Publié le 28 octobre 2012 par Veritejustice @verite_justice

Alcool au volant ou derrière le volant ? Alcool au volant: Pour éviter d’être déclaré coupable, l’accusé devra faire face, sur le plan tactique, à la nécessité de présenter des éléments de preuve tendant à prouver que ce risque intrinsèque de danger n’était pas réaliste dans les circonstances particulières de l’affaire.

Par Vérité Justice

Mise en situation

Vous sortez d’une soirée bien arrosée et vous savez pertinemment que votre taux d’alcoolémie dépasse la limite de .08 permise par la loi. Vous constatez qu’il fait froid à l’extérieur et décidez de partir votre voiture afin de vous réchauffer le temps qu’un accompagnateur ou même un taxi vienne vous prendre pour rentrer à la maison.

Êtes vous coupable ?

Selon un jugement récent rendu par la Cour Suprême il semble que non! Un jugement qui forcera les policiers et tribunaux à élargir la définition d’alcool au volant.

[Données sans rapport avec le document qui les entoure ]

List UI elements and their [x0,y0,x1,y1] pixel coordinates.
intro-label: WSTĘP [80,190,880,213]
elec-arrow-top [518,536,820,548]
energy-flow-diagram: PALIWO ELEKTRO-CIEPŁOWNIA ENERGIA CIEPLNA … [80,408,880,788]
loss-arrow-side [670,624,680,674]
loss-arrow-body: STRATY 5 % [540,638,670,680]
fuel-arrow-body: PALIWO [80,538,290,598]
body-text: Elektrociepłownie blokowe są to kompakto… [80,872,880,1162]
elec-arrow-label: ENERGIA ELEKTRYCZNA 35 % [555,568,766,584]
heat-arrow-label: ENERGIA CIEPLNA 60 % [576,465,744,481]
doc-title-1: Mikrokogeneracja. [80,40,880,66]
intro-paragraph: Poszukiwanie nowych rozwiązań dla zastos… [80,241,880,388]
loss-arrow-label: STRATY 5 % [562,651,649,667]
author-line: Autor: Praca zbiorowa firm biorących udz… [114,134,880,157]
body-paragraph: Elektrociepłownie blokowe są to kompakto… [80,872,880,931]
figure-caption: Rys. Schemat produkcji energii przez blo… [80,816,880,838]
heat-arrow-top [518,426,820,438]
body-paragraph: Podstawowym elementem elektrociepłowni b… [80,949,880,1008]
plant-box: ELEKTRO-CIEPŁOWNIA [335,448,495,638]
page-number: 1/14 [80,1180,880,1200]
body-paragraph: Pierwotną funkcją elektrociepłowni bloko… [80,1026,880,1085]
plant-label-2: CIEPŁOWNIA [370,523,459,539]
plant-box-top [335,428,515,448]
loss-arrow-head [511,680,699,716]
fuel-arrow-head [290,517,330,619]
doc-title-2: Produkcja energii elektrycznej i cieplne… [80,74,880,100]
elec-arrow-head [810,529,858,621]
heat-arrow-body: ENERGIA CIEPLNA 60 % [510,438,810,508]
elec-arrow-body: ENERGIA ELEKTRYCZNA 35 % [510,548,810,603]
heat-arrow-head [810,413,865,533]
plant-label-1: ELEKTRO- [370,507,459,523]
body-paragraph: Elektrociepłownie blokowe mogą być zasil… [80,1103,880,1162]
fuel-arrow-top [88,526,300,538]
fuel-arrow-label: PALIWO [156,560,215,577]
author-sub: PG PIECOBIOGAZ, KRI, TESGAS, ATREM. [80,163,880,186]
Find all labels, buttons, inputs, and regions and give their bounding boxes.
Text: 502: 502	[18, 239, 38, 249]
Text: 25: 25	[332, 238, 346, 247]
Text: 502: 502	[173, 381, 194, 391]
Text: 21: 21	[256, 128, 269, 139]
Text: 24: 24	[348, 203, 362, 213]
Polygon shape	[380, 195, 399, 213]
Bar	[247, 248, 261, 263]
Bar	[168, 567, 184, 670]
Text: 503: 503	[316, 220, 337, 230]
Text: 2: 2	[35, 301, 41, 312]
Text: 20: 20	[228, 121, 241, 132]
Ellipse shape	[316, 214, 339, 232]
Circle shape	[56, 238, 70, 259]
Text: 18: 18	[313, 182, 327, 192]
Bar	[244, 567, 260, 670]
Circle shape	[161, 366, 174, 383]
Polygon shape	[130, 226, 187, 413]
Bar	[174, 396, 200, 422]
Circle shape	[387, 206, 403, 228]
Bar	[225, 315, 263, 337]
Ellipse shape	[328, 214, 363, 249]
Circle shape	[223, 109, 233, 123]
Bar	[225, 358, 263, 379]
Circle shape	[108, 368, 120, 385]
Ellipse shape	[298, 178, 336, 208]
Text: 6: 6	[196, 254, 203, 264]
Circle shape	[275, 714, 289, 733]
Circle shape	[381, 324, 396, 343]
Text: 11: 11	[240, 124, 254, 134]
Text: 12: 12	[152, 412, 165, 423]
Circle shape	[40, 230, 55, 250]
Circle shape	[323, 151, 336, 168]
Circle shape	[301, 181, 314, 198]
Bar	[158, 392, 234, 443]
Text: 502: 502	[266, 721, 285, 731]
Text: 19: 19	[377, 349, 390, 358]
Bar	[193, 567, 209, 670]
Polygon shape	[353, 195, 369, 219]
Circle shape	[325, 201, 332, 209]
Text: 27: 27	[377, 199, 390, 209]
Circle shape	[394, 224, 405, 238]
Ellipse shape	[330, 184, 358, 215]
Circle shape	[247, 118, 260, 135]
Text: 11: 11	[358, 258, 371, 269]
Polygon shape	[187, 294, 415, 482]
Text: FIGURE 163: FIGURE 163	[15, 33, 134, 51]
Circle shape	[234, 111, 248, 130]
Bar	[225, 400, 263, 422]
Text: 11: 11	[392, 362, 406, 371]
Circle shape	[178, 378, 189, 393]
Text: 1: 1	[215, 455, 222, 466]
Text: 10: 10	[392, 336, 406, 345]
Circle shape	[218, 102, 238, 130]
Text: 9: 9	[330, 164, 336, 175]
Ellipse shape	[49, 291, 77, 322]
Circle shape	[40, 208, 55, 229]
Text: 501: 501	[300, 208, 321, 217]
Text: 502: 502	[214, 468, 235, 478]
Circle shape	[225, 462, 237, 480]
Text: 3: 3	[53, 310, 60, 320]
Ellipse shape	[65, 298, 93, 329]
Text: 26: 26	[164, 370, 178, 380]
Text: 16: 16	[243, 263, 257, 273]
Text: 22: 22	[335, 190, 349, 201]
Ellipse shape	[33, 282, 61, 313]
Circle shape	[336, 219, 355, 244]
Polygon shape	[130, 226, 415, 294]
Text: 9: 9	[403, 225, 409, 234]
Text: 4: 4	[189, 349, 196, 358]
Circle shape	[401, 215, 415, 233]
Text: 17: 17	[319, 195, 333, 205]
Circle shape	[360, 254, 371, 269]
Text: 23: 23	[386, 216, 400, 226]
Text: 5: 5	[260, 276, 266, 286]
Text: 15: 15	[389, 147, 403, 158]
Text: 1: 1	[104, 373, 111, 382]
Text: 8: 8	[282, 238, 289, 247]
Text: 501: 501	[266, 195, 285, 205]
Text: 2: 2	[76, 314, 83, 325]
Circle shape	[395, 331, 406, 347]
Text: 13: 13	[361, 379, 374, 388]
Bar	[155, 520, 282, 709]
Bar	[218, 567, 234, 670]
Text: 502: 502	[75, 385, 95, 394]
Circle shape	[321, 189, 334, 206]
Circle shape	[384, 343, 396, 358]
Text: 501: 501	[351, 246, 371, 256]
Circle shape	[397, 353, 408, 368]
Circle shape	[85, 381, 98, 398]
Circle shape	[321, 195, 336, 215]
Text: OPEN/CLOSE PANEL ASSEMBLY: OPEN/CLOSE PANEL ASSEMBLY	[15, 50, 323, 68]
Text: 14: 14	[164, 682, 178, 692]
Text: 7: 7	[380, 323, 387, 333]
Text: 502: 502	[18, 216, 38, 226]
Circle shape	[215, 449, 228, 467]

[1] Donald Boudreault était trop ivre pour conduire — et le savait — quand il a dû quitter l’appartement de Danye Dubois, qu’il avait rencontrée la veille dans un bar. Il a donc demandé à cette dernière de lui appeler un taxi, ce qu’elle a fait, à non pas une, mais deux reprises.

[2] Tenu de sortir après le deuxième appel téléphonique, M. Boudreault a décidé d’attendre dans sa camionnette plutôt que dehors, dans le froid mordant et le grand vent. Pendant qu’il attendait le taxi, M. Boudreault a démarré le moteur et mis du chauffage. Il n’a jamais tenté de mettre le véhicule en mouvement ni avant l’arrivée du taxi, ni après, évidemment.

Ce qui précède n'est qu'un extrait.